LlamaRisk a publié son analyse lundi, trois jours après que des pirates ont drainé 116 500 tokens rsETH du bridge alimenté par LayerZero de Kelp DAO et les ont immédiatement utilisés comme collatéral sur Aave V3 pour emprunter de l'Ether encapsulé. Cette manœuvre a créé un problème en cascade : des tokens volés garantissant de vrais prêts que les emprunteurs n'ont aucune intention de rembourser.
Les chiffres qui comptent
Le premier scénario répartit les pertes entre tous les détenteurs de rsETH sur le mainnet Ethereum et les layer 2. Créances douteuses : 123,7 millions de dollars. Le compromis ? Un dépeg d'environ 15 % du rsETH par rapport à l'ETH. LlamaRisk note que les réserves de wETH « absorberaient l'essentiel en termes absolus mais le remarqueraient à peine par rapport à la profondeur des réserves ».
Le deuxième scénario concentre l'intégralité du déficit sur les réseaux layer 2 comme Arbitrum et Mantle. Les créances douteuses passent à 230,1 millions de dollars — presque le double.
La décision finale revient à Kelp DAO, pas à Aave. C'est une maigre consolation pour les déposants d'Aave qui voient le protocole perdre du capital. Depuis l'exploit, près de 10 milliards de dollars de valeur totale ont quitté Aave.
Ce dont dispose Aave
Le protocole n'est pas sans défense. LlamaRisk a signalé que 18 922 tokens aWETH d'une valeur d'environ 43,7 millions de dollars sont déjà entrés dans la phase de refroidissement du unstaking dans le cadre du modèle de sécurité Umbrella d'Aave — des fonds qui pourraient couvrir des pertes partielles dans le premier scénario.

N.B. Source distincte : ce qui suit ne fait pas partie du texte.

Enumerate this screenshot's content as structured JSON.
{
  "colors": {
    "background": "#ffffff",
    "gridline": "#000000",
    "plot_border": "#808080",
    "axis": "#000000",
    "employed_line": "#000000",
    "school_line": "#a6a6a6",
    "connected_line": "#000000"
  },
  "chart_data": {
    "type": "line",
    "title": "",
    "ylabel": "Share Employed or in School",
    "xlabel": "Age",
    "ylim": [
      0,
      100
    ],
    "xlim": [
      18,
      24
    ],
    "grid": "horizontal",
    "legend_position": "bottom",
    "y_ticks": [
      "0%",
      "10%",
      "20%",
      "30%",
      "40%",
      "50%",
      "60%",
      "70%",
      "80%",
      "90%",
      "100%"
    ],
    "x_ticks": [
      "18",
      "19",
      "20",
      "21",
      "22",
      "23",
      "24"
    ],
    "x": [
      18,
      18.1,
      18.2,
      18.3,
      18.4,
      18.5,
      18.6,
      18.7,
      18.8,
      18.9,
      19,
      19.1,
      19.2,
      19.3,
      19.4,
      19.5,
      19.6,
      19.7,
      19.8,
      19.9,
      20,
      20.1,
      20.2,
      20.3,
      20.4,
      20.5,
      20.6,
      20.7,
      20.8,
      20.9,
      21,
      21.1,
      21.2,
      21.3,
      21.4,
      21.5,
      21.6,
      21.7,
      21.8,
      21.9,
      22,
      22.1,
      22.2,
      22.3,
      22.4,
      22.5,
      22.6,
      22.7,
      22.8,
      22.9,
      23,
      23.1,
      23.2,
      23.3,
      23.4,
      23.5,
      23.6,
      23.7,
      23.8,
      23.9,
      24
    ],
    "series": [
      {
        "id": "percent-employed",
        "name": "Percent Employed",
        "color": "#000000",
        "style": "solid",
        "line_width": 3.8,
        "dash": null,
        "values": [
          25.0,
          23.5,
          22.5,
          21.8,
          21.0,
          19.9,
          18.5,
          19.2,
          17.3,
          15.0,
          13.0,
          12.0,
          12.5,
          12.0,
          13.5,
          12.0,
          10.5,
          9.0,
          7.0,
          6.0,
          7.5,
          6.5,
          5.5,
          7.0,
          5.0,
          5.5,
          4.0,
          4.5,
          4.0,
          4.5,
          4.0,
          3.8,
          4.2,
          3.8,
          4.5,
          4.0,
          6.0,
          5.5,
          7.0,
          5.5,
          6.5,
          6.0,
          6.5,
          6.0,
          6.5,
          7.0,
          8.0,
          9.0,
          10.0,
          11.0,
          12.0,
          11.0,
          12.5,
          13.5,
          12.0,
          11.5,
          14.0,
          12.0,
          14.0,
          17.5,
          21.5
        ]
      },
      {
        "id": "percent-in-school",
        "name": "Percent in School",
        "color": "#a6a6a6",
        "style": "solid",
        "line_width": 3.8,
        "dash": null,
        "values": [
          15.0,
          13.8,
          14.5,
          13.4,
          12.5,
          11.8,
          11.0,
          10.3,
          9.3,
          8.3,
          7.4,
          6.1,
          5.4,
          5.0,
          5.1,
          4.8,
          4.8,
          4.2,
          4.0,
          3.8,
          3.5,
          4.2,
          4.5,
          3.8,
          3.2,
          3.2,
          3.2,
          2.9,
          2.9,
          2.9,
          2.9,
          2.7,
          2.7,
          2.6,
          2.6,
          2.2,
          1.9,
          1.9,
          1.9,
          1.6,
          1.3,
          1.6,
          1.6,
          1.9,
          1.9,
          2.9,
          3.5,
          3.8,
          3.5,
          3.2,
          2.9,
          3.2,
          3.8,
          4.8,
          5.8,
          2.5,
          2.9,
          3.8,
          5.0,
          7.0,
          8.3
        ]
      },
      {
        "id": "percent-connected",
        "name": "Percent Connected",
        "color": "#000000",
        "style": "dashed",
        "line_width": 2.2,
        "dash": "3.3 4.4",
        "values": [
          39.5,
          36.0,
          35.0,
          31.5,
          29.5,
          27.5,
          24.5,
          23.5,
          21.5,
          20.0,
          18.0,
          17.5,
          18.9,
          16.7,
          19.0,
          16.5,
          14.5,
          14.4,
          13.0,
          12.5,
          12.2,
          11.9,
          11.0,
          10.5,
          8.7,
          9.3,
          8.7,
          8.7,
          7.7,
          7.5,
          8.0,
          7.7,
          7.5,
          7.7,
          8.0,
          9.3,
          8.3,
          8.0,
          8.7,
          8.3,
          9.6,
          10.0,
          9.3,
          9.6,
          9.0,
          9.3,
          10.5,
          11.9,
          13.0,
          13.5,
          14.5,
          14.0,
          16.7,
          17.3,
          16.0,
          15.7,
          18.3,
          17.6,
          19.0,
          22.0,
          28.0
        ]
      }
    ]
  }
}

La trésorerie d'Aave détient environ 181 millions de dollars, théoriquement suffisants pour remédier à un déficit dans l'un ou l'autre scénario. La question de savoir si la gouvernance approuverait un tel déploiement est une tout autre question.
Comment l'exploit s'est produit
Kelp DAO a fourni des détails supplémentaires lundi. Les attaquants ont compromis deux nœuds validateurs liés à l'infrastructure du bridge de LayerZero tout en frappant un troisième avec une attaque DDoS. Cela leur a permis de forger un message de transfert que le système a approuvé comme légitime, créant 116 500 rsETH sur le bridge.
La cause principale, selon des rapports antérieurs citant LayerZero : une configuration de Decentralized Verifier Network 1-sur-1. Un seul nœud compromis a suffi.
L'équipe de Kelp a agi rapidement après la détection, suspendant les contrats sur Ethereum et les layer 2 et mettant sur liste noire les portefeuilles des exploiteurs. Cette intervention aurait empêché le vol de 40 000 rsETH supplémentaires (95 millions de dollars).
Que se passe-t-il ensuite
Kelp DAO indique qu'il évalue toujours l'impact financier et travaille avec Aave, LayerZero et d'autres parties prenantes sur une voie de récupération. Aucun calendrier pour lever la suspension du protocole n'a été annoncé.
Pour les traders, la préoccupation immédiate est le prix du rsETH. Un dépeg de 15 % dans le premier scénario créerait des opportunités d'arbitrage — mais piégerait également quiconque détient du rsETH comme collatéral ailleurs dans la DeFi. Le risque de contagion qui a rendu cet exploit si dommageable n'est pas terminé ; il attend simplement une décision de gouvernance.